## Declarative Pipelines in Databricks (Delta Live Tables)

In Databricks, declarative pipelines are implemented using **Delta Live Tables (DLT)**.

DLT lets you define pipeline steps as **tables** (using SQL or Python). Instead of manually orchestrating tasks like “run job A, then job B, then job C”, you **declare the desired tables and transformations**, and DLT manages execution details such as ordering, retries, and monitoring.

> You declare **what** you want the tables to look like — DLT manages **how** they run as a pipeline.

### Core idea: Tables define the pipeline graph (DAG)

In DLT, each table is a node in the pipeline.  
If table B reads table A, then **B depends on A**.

DLT automatically builds the dependency graph and runs steps in the correct order.

### Benefits of DLT (Declarative Pipelines)

#### 1) Built-in data quality checks (Expectations)
You can define rules like “this column should never be NULL.”  
DLT can:
- **record** the rule outcome (monitoring),
- **drop bad records**, or
- **fail the pipeline** depending on how you configure the expectation.

#### 2) Automatic dependency management
You don’t manually create a DAG of tasks.  
DLT derives the DAG from table dependencies and schedules execution accordingly.

#### 3) Incremental processing support (including CDC patterns)
DLT is designed to efficiently process new/changed data.  
For CDC-style updates, you typically define:
- primary keys (e.g., `order_id` or `item_id`)
- a sequencing column (e.g., `updated_at`)
and DLT can apply changes and maintain history (e.g., SCD Type 2) using supported CDC utilities.

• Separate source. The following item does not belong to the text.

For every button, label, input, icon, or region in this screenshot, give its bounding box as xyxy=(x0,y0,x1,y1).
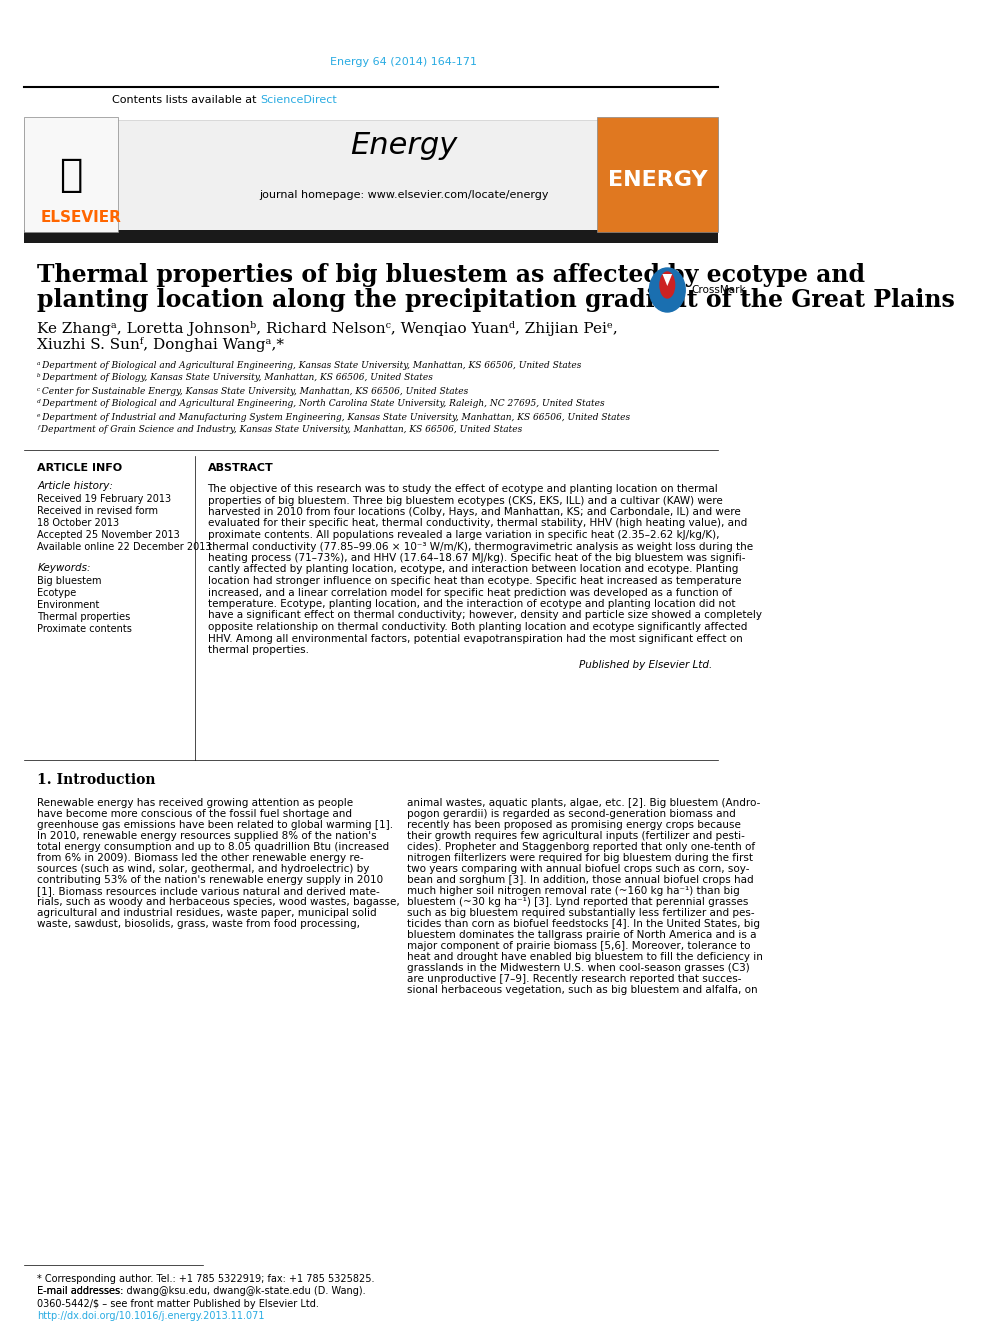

#### 4) Unified batch and streaming pipelines
DLT supports both batch and streaming-style pipelines in one framework, while managing operational details like checkpoints, retries, and observability.

### Expectations (Data Quality Rules)

Expectations are simple rules applied to your DLT tables.

Common behaviors:
- **expect**: track metrics, but keep records
- **expect_or_drop**: drop records that fail the rule
- **expect_or_fail**: fail the pipeline if rule fails

Example rules:
- `order_id IS NOT NULL`
- `amount >= 0`

### Understanding the Databricks UI (high-level setup)

#### Step 1: Create a Catalog
- Go to **Catalog Explorer** → **Create catalog**
- Name it (example): `dlt_plaidt`
- Configure access (e.g., grant privileges to required users/groups)

#### Step 2: Create a Schema for source data
- In the catalog, create a schema named: `source`

#### Step 3: Create and populate a source table (SQL Editor)
- Open **SQL Editor**
- Set catalog = `dlt_plaidt`, schema = `source`
- Create a table (example: `orders`) and insert sample rows
- Optional: save the query as `source_orders`

#### Step 4: Organize workspace assets
- Create a workspace folder (example: `Declarative Pipelines`)
- Move your SQL queries/notebooks into that folder for clean organization

### Creating a Delta Live Tables Pipeline (DLT)

1. Go to **Jobs & Pipelines** → **Create** → **ETL pipeline**
2. Choose a starting point:
   - Sample code (SQL/Python) for learning
   - Empty pipeline for building from scratch
   - Add existing assets if you already have DLT source files ready

#### Pipeline assets (important concept)
DLT pipelines run code from a configured **source code directory**.
- Only files inside the declared **source code** folder are executed as part of the pipeline
- Keep notebooks/scripts for exploration or testing **outside** the source folder

Common pattern:
- `transformations/` → pipeline source code
- `explorations/` → EDA notebooks (not part of pipeline)
- `utilities/` → helper modules/functions